The Role of Primary Data
Unlike secondary data, which relies on regional averages, primary data reflects the actual practices, inputs, and outcomes of farms and production sites. Collecting this data enables a more accurate representation of emissions, tailored to specific geographies, crops, and farming methods.
When we launched VIVE Climate Action, our key motivation was to provide carbon transparency in commodity supply chains and support our MNC clients in F&B industries to achieve their climate commitments. Since then, we have been on a learning journey alongside VIVE participants, with the conclusion that using statistical data alone to calculate baselines, set targets and develop decarbonisation strategies is unfit for purpose, and while primary data does not immediately enable a reduction in emissions to be claimed, the re-baselining of emissions better reflects reality and enables more informed strategic sourcing decisions to be made.
With robust primary data, supply chain stakeholders can move beyond generalised assumptions toward evidence-based action—targeting interventions that truly matter and recognising farmers for sustainable practices already in place.
Looking Ahead
The momentum to build full emissions transparency across VIVE verified supply chains continues. Next, we are turning our attention to Thailand, Egypt, and South Africa, continuing our effort to build a truly global picture of sugar-sector emissions—one grounded in real data, not assumptions.
Going forward, VCA efforts are focused across 3 core areas:
- First, we are scaling data collection across all existing VIVE participants, and collaborating to increase the granularity of the data collected to further strengthen the insights.
- Second, we will leverage insights from the VCA baselines to scope and co-design decarbonisation roadmaps that simultaneously support strengthening of supply resilience. In parallel, we will also be working with participants and buyers to build out a new ‘VCA only’ offering where we can go beyond VIVE participants to capture full emissions baselines across key buyer commodities and geographies.

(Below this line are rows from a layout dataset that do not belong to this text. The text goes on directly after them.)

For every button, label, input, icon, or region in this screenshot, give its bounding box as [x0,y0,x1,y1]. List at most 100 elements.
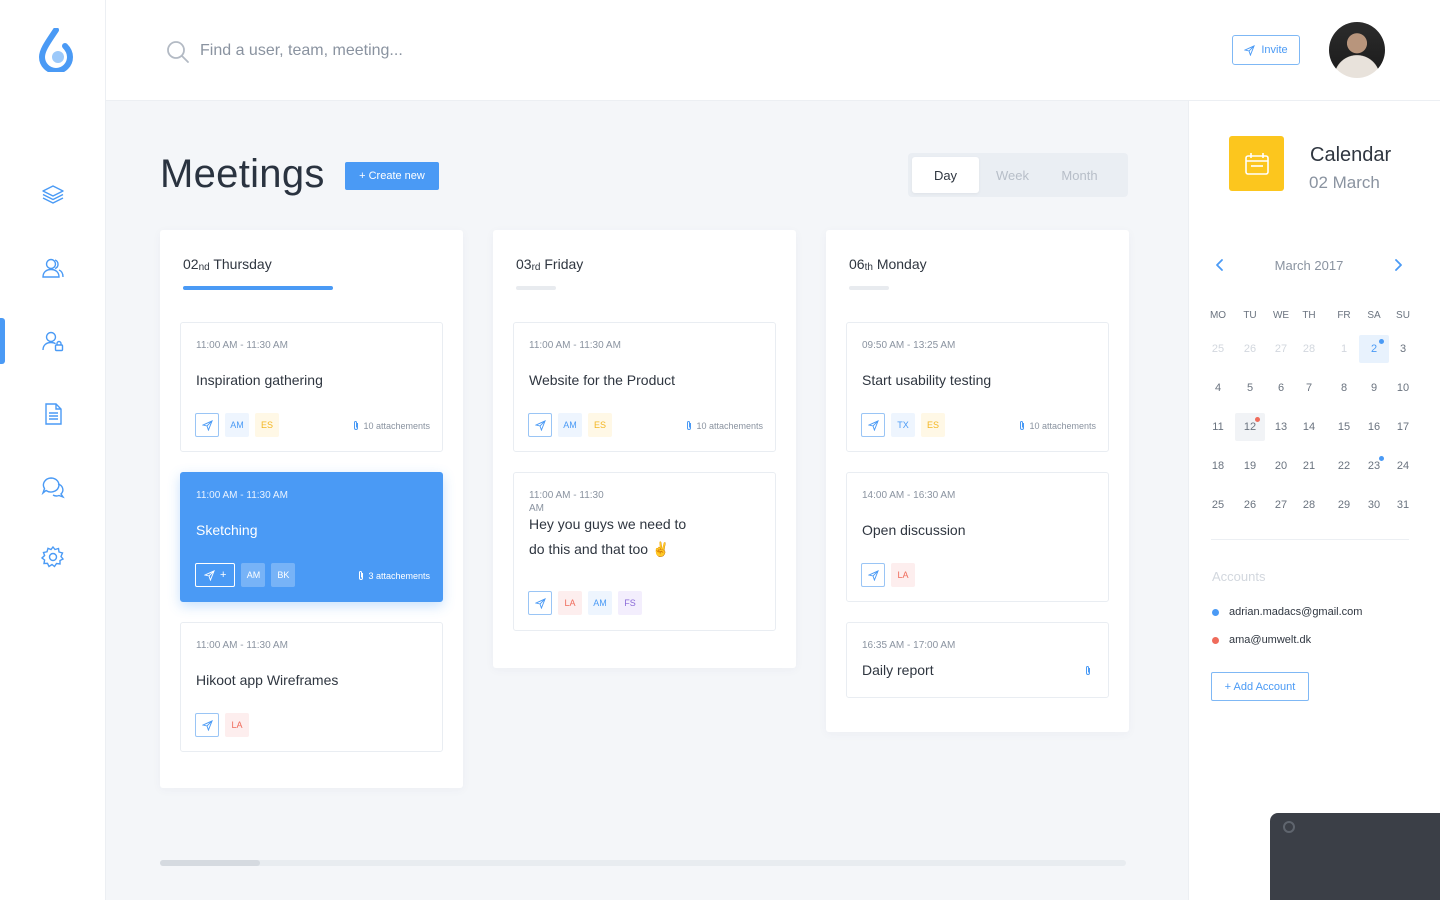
attachments-link[interactable]: 3 attachements [357,570,430,581]
calendar-day-number: 16 [1367,421,1381,433]
meeting-card[interactable]: 09:50 AM - 13:25 AM Start usability test… [846,322,1109,452]
meeting-card-selected[interactable]: 11:00 AM - 11:30 AM Sketching + AM BK 3 … [180,472,443,602]
attendee-tag[interactable]: AM [225,413,249,437]
calendar-day[interactable]: 25 [1203,491,1233,519]
meeting-time: 11:00 AM - 11:30 AM [196,340,288,351]
calendar-day[interactable]: 4 [1203,374,1233,402]
share-button[interactable] [528,413,552,437]
horizontal-scrollbar-track[interactable] [160,860,1126,866]
calendar-day[interactable]: 26 [1235,335,1265,363]
account-item[interactable]: ama@umwelt.dk [1212,634,1311,646]
meeting-card[interactable]: 11:00 AM - 11:30 AM Website for the Prod… [513,322,776,452]
calendar-day[interactable]: 9 [1359,374,1389,402]
meeting-card[interactable]: 11:00 AM - 11:30 AM Hey you guys we need… [513,472,776,631]
attendee-tag[interactable]: LA [891,563,915,587]
calendar-day[interactable]: 31 [1388,491,1418,519]
nav-item-user-lock[interactable] [0,318,106,364]
calendar-day[interactable]: 7 [1294,374,1324,402]
calendar-day[interactable]: 22 [1329,452,1359,480]
meeting-card[interactable]: 11:00 AM - 11:30 AM Inspiration gatherin… [180,322,443,452]
next-month-icon[interactable] [1390,257,1406,273]
invite-button[interactable]: Invite [1232,35,1300,65]
calendar-day[interactable]: 27 [1266,491,1296,519]
calendar-day[interactable]: 28 [1294,335,1324,363]
attendee-tag[interactable]: ES [588,413,612,437]
calendar-day[interactable]: 15 [1329,413,1359,441]
share-button[interactable] [861,563,885,587]
calendar-day[interactable]: 27 [1266,335,1296,363]
calendar-day[interactable]: 26 [1235,491,1265,519]
calendar-day[interactable]: 17 [1388,413,1418,441]
calendar-day[interactable]: 13 [1266,413,1296,441]
nav-item-chat[interactable] [0,464,106,510]
attendee-tag[interactable]: ES [921,413,945,437]
calendar-day[interactable]: 29 [1329,491,1359,519]
attendee-tag[interactable]: TX [891,413,915,437]
calendar-day-number: 20 [1274,460,1288,472]
calendar-day[interactable]: 30 [1359,491,1389,519]
calendar-day[interactable]: 21 [1294,452,1324,480]
calendar-day[interactable]: 11 [1203,413,1233,441]
calendar-day[interactable]: 28 [1294,491,1324,519]
calendar-day[interactable]: 5 [1235,374,1265,402]
meeting-card[interactable]: 16:35 AM - 17:00 AM Daily report [846,622,1109,698]
attendee-tag[interactable]: LA [558,591,582,615]
nav-item-layers[interactable] [0,171,106,217]
meeting-title: Start usability testing [862,372,992,388]
nav-item-users[interactable] [0,245,106,291]
calendar-day[interactable]: 6 [1266,374,1296,402]
calendar-day[interactable]: 2 [1359,335,1389,363]
add-account-button[interactable]: + Add Account [1211,672,1309,701]
share-add-button[interactable]: + [195,563,236,587]
calendar-day[interactable]: 18 [1203,452,1233,480]
attachments-link[interactable]: 10 attachements [1018,420,1096,431]
calendar-day[interactable]: 20 [1266,452,1296,480]
calendar-day[interactable]: 24 [1388,452,1418,480]
search-input[interactable] [200,34,700,68]
calendar-day[interactable]: 1 [1329,335,1359,363]
meeting-card[interactable]: 14:00 AM - 16:30 AM Open discussion LA [846,472,1109,602]
create-new-button[interactable]: + Create new [345,162,439,190]
calendar-day[interactable]: 8 [1329,374,1359,402]
calendar-day-number: 27 [1274,343,1288,355]
attachments-count: 10 attachements [363,420,430,431]
nav-item-documents[interactable] [0,391,106,437]
meeting-card[interactable]: 11:00 AM - 11:30 AM Hikoot app Wireframe… [180,622,443,752]
account-item[interactable]: adrian.madacs@gmail.com [1212,606,1362,618]
event-dot [1379,456,1384,461]
user-avatar[interactable] [1329,22,1385,78]
calendar-day[interactable]: 23 [1359,452,1389,480]
share-button[interactable] [195,413,219,437]
view-option-month[interactable]: Month [1046,157,1113,193]
share-button[interactable] [861,413,885,437]
nav-item-settings[interactable] [0,534,106,580]
meeting-time: 11:00 AM - 11:30 AM [196,490,288,501]
calendar-day[interactable]: 25 [1203,335,1233,363]
attachments-link[interactable]: 10 attachements [685,420,763,431]
attachments-link[interactable]: 10 attachements [352,420,430,431]
share-button[interactable] [195,713,219,737]
day-weekday: Thursday [213,256,272,272]
attendee-tag[interactable]: BK [271,563,296,587]
calendar-day[interactable]: 14 [1294,413,1324,441]
attendee-tag[interactable]: AM [241,563,266,587]
share-button[interactable] [528,591,552,615]
send-icon [534,597,546,609]
calendar-day[interactable]: 3 [1388,335,1418,363]
attendee-tag[interactable]: LA [225,713,249,737]
calendar-day[interactable]: 19 [1235,452,1265,480]
attendee-tag[interactable]: AM [558,413,582,437]
calendar-day[interactable]: 16 [1359,413,1389,441]
attendee-tag[interactable]: FS [618,591,642,615]
meeting-time-line: 11:00 AM - 11:30 [529,490,604,501]
horizontal-scrollbar-thumb[interactable] [160,860,260,866]
attendee-tag[interactable]: ES [255,413,279,437]
view-option-day[interactable]: Day [912,157,979,193]
meeting-title: Hikoot app Wireframes [196,672,339,688]
view-option-week[interactable]: Week [979,157,1046,193]
app-logo[interactable] [38,27,74,74]
calendar-day[interactable]: 12 [1235,413,1265,441]
attachments-link[interactable] [1084,665,1092,676]
attendee-tag[interactable]: AM [588,591,612,615]
calendar-day[interactable]: 10 [1388,374,1418,402]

- Finally, we will broaden the scope of VCA’s utility to support a multi-commodity framework, enabling the delivery of value across a more diverse portfolio of products.
The key to success across each of these areas is ensuring capability is internalised across the supply chain. In the first year of full-scale VCA implementation, we identified that participants are in different phases of their journey towards decarbonisation and climate resilience. Relevant upskilling and resource provision is therefore crucial to ensure consistent and repeatable data going forward.
Keeping the end goal in mind is critical for meaningful progress. Through this framing, VCA carbon transparency is simply a tool to enable effective prioritisation, co-design and implementation of context-based, decarbonisation initiatives, which provide value to all supply chain stakeholders and strengthen supply resilience.
By embracing transparency, we are transforming data into action—and action into impact.